Acute Oropharyngeal Candidiasis (Atypical Presentation): A Case Report
Saud Saleh Alsaif and Mohammed Gamal Aly*
Department of Otorhinolaryngology-Head and Neck, Saudi Arabia
Submission: November 26, 2018; Published: December 04, 2018
*Corresponding author: Mohammed Gamal Aly, Department of Otorhinolaryngology-Head and Neck, Saudi Arabia.
How to cite this article: Saud S A, Mohammed G A. Acute Oropharyngeal Candidiasis (Atypical Presentation): A Case Report. Glob J Oto, 2018; 18(4): 555992. DOI: 10.19080/GJO.2018.18.555992
Introduction
Fungal infection of the oropharynx is mostly opportunistic infection occurring in immunocompromised patients. In this case study we report for a rare invasive fungal oropharyngitis occurred in immunocompetent patient
Case Presentation
51 year old Australian female presented to the E.R. in King Fahd Military Medical Complex, Saudi Arabia, with history of sore throat (burning sensation), fever and decrease oral intake for 3 days not improved by oral antibiotic. She gave history of coming back from Pakistan 2 weeks before the presentation. The patient was medically free with no history of any regular medication.
By Examination
Temperature was 39.6, other vital data was within normal. Throat examination revealed whitish membrane over the soft palate and both tonsils. Neck examination showed bilateral reactionary upper cervical neck lymph nodes and there was minimal trismus. Blood works revealed high WBCs count with slight increase in the percentage of neutrophils. The patient was admitted receiving intravenous broadspectrum antibiotic 2nd generation cephalosporin, metronidazole, and analgesics. Throat swap taken for culture and sensitivity. Two days after the admission soft palate and tonsillar necrosis started although the patient symptoms were improving (Figure 1). Swap result at that time showed streptococcal infection sensitive to the given antibiotics although that the infection and necrosis were getting worse. Deep soft tissue biopsy was taken for histopathological diagnosis. All immunological studies were within normal. Blood viral markers were negative. CT neck with contrast was done. It was unremarkable except for bilateral upper cervical reactionary lymph nodes with no collection.
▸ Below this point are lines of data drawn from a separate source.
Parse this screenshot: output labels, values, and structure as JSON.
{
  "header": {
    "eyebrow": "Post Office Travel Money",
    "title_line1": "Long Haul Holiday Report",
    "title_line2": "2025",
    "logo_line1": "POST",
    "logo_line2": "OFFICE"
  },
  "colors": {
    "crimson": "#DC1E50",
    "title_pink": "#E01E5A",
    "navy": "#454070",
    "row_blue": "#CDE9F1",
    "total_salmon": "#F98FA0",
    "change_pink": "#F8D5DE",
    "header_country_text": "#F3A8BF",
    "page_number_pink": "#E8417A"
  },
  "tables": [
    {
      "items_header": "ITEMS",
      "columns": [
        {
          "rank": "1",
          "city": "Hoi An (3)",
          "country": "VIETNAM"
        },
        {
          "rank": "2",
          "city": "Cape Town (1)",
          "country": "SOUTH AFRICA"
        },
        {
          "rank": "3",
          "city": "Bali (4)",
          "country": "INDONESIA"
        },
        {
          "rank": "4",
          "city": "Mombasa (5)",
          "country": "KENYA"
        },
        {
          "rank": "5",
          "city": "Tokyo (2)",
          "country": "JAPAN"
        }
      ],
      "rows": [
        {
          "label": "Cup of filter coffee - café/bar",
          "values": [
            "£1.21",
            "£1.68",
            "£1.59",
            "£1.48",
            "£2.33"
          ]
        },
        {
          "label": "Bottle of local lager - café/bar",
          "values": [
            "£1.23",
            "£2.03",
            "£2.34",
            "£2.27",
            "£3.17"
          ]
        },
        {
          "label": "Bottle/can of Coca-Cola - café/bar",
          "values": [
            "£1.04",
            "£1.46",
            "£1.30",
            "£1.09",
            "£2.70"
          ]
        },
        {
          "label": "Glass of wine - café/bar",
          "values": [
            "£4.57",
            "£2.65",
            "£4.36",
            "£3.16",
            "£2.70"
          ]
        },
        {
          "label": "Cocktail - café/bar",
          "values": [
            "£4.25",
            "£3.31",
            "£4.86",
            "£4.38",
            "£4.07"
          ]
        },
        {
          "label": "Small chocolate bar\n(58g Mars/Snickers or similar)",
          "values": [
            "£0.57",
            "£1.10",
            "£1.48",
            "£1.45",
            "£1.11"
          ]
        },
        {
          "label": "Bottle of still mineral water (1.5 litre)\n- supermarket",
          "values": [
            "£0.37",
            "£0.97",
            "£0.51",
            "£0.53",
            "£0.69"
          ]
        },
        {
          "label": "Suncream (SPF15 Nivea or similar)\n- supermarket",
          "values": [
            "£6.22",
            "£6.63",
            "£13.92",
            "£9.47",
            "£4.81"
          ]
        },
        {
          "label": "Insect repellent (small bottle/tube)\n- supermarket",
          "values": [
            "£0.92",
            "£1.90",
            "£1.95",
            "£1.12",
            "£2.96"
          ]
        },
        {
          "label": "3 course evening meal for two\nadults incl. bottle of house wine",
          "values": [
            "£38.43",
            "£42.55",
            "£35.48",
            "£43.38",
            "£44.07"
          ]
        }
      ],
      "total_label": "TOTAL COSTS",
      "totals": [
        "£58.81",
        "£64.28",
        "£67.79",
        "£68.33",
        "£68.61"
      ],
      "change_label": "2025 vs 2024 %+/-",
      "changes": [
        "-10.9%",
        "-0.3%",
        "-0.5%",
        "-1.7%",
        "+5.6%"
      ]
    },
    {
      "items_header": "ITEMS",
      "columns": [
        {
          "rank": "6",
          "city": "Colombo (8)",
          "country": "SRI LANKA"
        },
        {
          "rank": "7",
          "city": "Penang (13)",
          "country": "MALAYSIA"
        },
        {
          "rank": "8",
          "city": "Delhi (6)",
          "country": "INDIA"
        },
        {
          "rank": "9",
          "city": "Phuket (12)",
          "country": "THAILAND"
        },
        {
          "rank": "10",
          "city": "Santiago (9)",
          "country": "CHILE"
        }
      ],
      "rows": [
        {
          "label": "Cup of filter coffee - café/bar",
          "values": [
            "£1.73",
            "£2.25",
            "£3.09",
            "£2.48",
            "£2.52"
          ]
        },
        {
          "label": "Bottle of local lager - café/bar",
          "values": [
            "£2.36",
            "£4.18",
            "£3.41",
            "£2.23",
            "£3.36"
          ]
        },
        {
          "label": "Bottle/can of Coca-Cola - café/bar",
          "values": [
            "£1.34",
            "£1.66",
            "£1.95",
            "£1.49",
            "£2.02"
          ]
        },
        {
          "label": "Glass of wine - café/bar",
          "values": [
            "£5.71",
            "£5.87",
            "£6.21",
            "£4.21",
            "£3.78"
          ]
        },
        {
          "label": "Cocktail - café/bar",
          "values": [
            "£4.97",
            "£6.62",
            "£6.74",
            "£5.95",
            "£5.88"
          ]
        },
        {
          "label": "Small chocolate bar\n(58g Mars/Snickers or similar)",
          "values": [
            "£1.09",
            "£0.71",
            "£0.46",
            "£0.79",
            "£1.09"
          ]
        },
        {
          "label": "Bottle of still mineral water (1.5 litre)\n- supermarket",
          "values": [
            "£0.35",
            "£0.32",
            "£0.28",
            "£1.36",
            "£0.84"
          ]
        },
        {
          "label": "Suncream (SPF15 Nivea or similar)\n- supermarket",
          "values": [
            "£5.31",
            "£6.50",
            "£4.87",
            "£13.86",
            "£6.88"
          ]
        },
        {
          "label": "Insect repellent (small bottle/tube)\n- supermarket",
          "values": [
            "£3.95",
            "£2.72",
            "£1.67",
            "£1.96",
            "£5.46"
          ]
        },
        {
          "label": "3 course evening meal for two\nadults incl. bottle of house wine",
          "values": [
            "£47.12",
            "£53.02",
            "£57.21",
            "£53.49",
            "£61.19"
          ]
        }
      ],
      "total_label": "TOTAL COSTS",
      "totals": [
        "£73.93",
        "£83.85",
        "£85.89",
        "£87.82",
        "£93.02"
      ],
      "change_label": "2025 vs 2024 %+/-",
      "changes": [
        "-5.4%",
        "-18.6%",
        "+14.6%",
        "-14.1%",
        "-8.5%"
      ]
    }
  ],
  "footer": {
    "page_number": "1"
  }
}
The histopathology results showed acute cellular immunity (active granulomatous reaction), Rather than humoral immunity (Figure 2). Another swap was taken with special concern for TB, fungal infection and diphtheria. Results came after three days showing heavy candida growth and negative for other forms of infection (Figure 3). So the decision was to stop all antibiotics and to start systemic I.V. antifungal according to the culture (fluconazole). Dramatic improvement occurred with the antifungal medication. The progress of the necrosis stopped, and fibrosis started within 5 days. The Patient was discharged home after 7 days of the antifungal medication following up in the clinic with healed soft palate, no signs of infection and no neck lymph nodes (Figure 3).
Discussion
The patient with acute fungal Candidiasis usually has a history of HIV infection, wears dentures, has diabetes mellitus, or has been exposed to broad-spectrum antibiotics or inhaled steroids [1]. Patients are frequently asymptomatic. However, some of the symptoms may include :Sore throat and painful mouth ulcers, Burning mouth or tongue, Dysphagia, Whitish thick patches on the oral mucosa [2]. Physical examination reveals a diffuse erythema and white patches that appear on the surfaces of the buccal mucosa, throat, tongue, and gums [3].The following are the 5 types of oropharyngeal candidiasis: Membranous Candidiasis, This is one of the most common types and is characterized by creamy-white curd like patches on the mucosal surfaces. Another form is Erythematous Candidiasis, This is associated with an erythematous patch on the hard and soft palates [4]. Fungal pharyngitis can also occur in the form of chronic atrophic candidiasis. This type is also thought to be one of the most common forms of the disease. Angular cheilitis is an inflammatory reaction characterized by soreness, erythema, and fissuring at the corners of the mouth [4,5]. In this case study we report for a rare form of fungal infection that can affect the oropharynx where severe and deep tissue invasive infection occurred in immunocompetent patient. The diagnosis of this rare type was confirmed by both histopathology and swab culture. Oropharyngeal Candidiasis( including severe invasive forms) can be treated with either topical antifungal agents (Nystatin, Clotrimazole, amphotericin B oral suspension) or systemic oral azoles (Fluconazole, Itraconazole, or Parconazole)[6].